Stories of Fatherhood gathers more than a century of classic short stories about having, becoming, loving, and losing fathers.
Frank O’Connor’s hilarious tale of a tiny boy’s war against his paternal rival in “My Oedipus Complex” sits beside Ann Packer’s touching portrait of a man preparing for the wonder and terror of his first child’s birth. At the other end of the lifespan, John Updike’s “My Father’s Tears,” Jim Shepard’s “The Mortality of Parents,” and William Maxwell’s “The man who lost his father” bring us face to face with a loss that is like no other. In between, we encounter a full range of emotions connecting men and their tenderness and devotion, anxiety and incomprehension, admiration and regret. Powerful patriarchs cast a long shadow in Katherine Mansfield’s “The Daughters of the Late Colonel” and D. H. Lawrence’s “The Christening,” while Edith Wharton’s “His Father’s Son” sheds a more ironic light on the paternal legacy. E. L. Doctorow’s young protagonist, forced to write letters impersonating his dead father, arrives at a deeper understanding of him, while in Helen Simpson’s “Sorry?” an old man’s hearing aid seems to reveal what his children secretly think about him. Paternal bonds are forged outside biology, Graham Swift portrays a man wistfully seeking a substitute son, while Guy de Maupassant’s forlorn waif triumphantly acquires an ideal father. In these twenty stories, an array of great writers—ranging from Kafka, Joyce, and Nabokov to Raymond Carver, Harold Brodkey, and Andre Dubus—offers a wonderfully varied assortment of fictional takes on paternity.

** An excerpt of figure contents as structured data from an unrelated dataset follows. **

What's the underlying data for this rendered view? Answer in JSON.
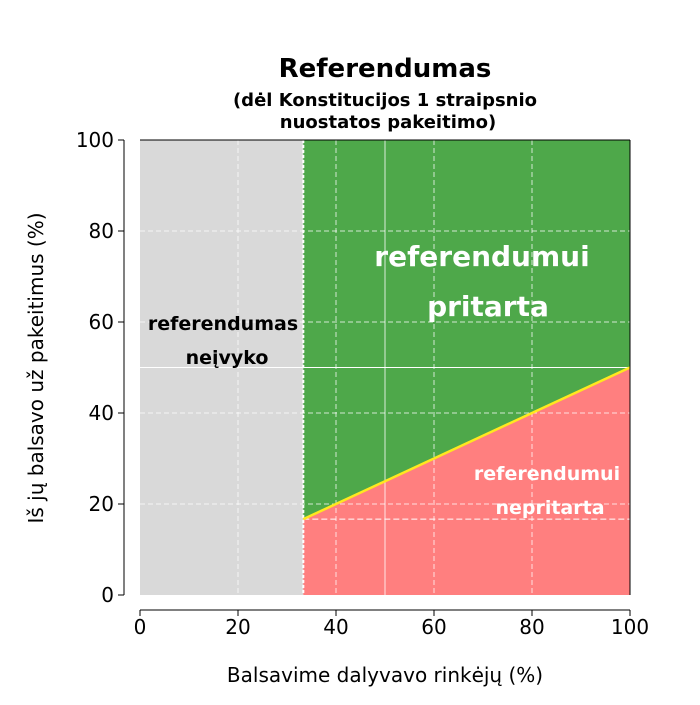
{
  "chart_data": {
    "type": "area",
    "title": "Referendumas",
    "subtitle_lines": [
      "(dėl Konstitucijos 1 straipsnio",
      "nuostatos pakeitimo)"
    ],
    "xlabel": "Balsavime dalyvavo rinkėjų (%)",
    "ylabel": "Iš jų balsavo už pakeitimus (%)",
    "xlim": [
      0,
      100
    ],
    "ylim": [
      0,
      100
    ],
    "xticks": [
      0,
      20,
      40,
      60,
      80,
      100
    ],
    "yticks": [
      0,
      20,
      40,
      60,
      80,
      100
    ],
    "grid": true,
    "turnout_threshold": 33.33,
    "threshold_line": {
      "x": [
        33.33,
        100
      ],
      "y": [
        16.67,
        50
      ]
    },
    "horizontal_reference": [
      16.67,
      50
    ],
    "regions": [
      {
        "key": "invalid",
        "lines": [
          "referendumas",
          "neįvyko"
        ],
        "color": "#d9d9d9",
        "text_color": "#000000"
      },
      {
        "key": "approved",
        "lines": [
          "referendumui",
          "pritarta"
        ],
        "color": "#4ea84a",
        "text_color": "#ffffff"
      },
      {
        "key": "rejected",
        "lines": [
          "referendumui",
          "nepritarta"
        ],
        "color": "#ff7f7f",
        "text_color": "#ffffff"
      }
    ],
    "threshold_color": "#ffe81f"
  }
}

Another volume from a well-curated series of Everyman's Library Pocket Classics. Only one outright clunker - Harold Brodkey's "His Son, in his Arms, in Light, Aloft". The second Brodkey story I've run across lately that I thought was overstuffed, pompous, self-important - which is ironic, since I could be describing myself! Otherwise, a nice mix of classic (Joyce, Nabokov, Wharton, Carver) and modern (Packer, Shepard, Maxwell) short stories tangentially related to fatherhood. I was mentally expecting a "Chicken Soup" style collection about how great dads are. I was wrong! (Kafka's "The Judgement" is included - hardly a cuddly papa). My favorites are Andre Dubus' "A Father's Story", Ann Packer's "Her Firstborn", Jim Shepard's "The Mortality of Parents" and a beautiful posthumous Updike story called "My Father's Tears". As a father and a son, this was a nice opportunity to think about my own role and relationships as such. If that isn't the point of fiction, I don't know what is.

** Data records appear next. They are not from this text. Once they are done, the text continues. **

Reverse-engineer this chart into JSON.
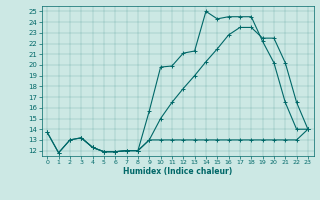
{
  "xlabel": "Humidex (Indice chaleur)",
  "xlim": [
    -0.5,
    23.5
  ],
  "ylim": [
    11.5,
    25.5
  ],
  "xticks": [
    0,
    1,
    2,
    3,
    4,
    5,
    6,
    7,
    8,
    9,
    10,
    11,
    12,
    13,
    14,
    15,
    16,
    17,
    18,
    19,
    20,
    21,
    22,
    23
  ],
  "yticks": [
    12,
    13,
    14,
    15,
    16,
    17,
    18,
    19,
    20,
    21,
    22,
    23,
    24,
    25
  ],
  "bg_color": "#cce8e4",
  "line_color": "#006868",
  "line1_x": [
    0,
    1,
    2,
    3,
    4,
    5,
    6,
    7,
    8,
    9,
    10,
    11,
    12,
    13,
    14,
    15,
    16,
    17,
    18,
    19,
    20,
    21,
    22,
    23
  ],
  "line1_y": [
    13.7,
    11.8,
    13.0,
    13.2,
    12.3,
    11.9,
    11.9,
    12.0,
    12.0,
    15.7,
    19.8,
    19.9,
    21.1,
    21.3,
    25.0,
    24.3,
    24.5,
    24.5,
    24.5,
    22.2,
    20.2,
    16.5,
    14.0,
    14.0
  ],
  "line2_x": [
    0,
    1,
    2,
    3,
    4,
    5,
    6,
    7,
    8,
    9,
    10,
    11,
    12,
    13,
    14,
    15,
    16,
    17,
    18,
    19,
    20,
    21,
    22,
    23
  ],
  "line2_y": [
    13.7,
    11.8,
    13.0,
    13.2,
    12.3,
    11.9,
    11.9,
    12.0,
    12.0,
    13.0,
    13.0,
    13.0,
    13.0,
    13.0,
    13.0,
    13.0,
    13.0,
    13.0,
    13.0,
    13.0,
    13.0,
    13.0,
    13.0,
    14.0
  ],
  "line3_x": [
    3,
    4,
    5,
    6,
    7,
    8,
    9,
    10,
    11,
    12,
    13,
    14,
    15,
    16,
    17,
    18,
    19,
    20,
    21,
    22,
    23
  ],
  "line3_y": [
    13.2,
    12.3,
    11.9,
    11.9,
    12.0,
    12.0,
    13.0,
    15.0,
    16.5,
    17.8,
    19.0,
    20.3,
    21.5,
    22.8,
    23.5,
    23.5,
    22.5,
    22.5,
    20.2,
    16.5,
    14.0
  ],
  "figsize": [
    3.2,
    2.0
  ],
  "dpi": 100
}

The Everyman series of short stories continues to be worthwhile. Any short story collection ranges from the 3 star to the 5 star. Most are worth reading, here are a few highlights...
5 star E.L. Doctorow “The writer in the family” William Maxwell “The man who lost his father”
4 star Graham Swift “Gabor” Andre Dubus “A father’s story”
3 star Raymond Carver “My Oedipus complex” Vladimir Nabokov “Christmas” Katherine Mansfield “The daughters of the colonel”
Like a lot of short story collections, there were hits and misses here. I was moved by fewer of them than expected and moved MOST by the John Updike one (which I’d read before), exactly as expected.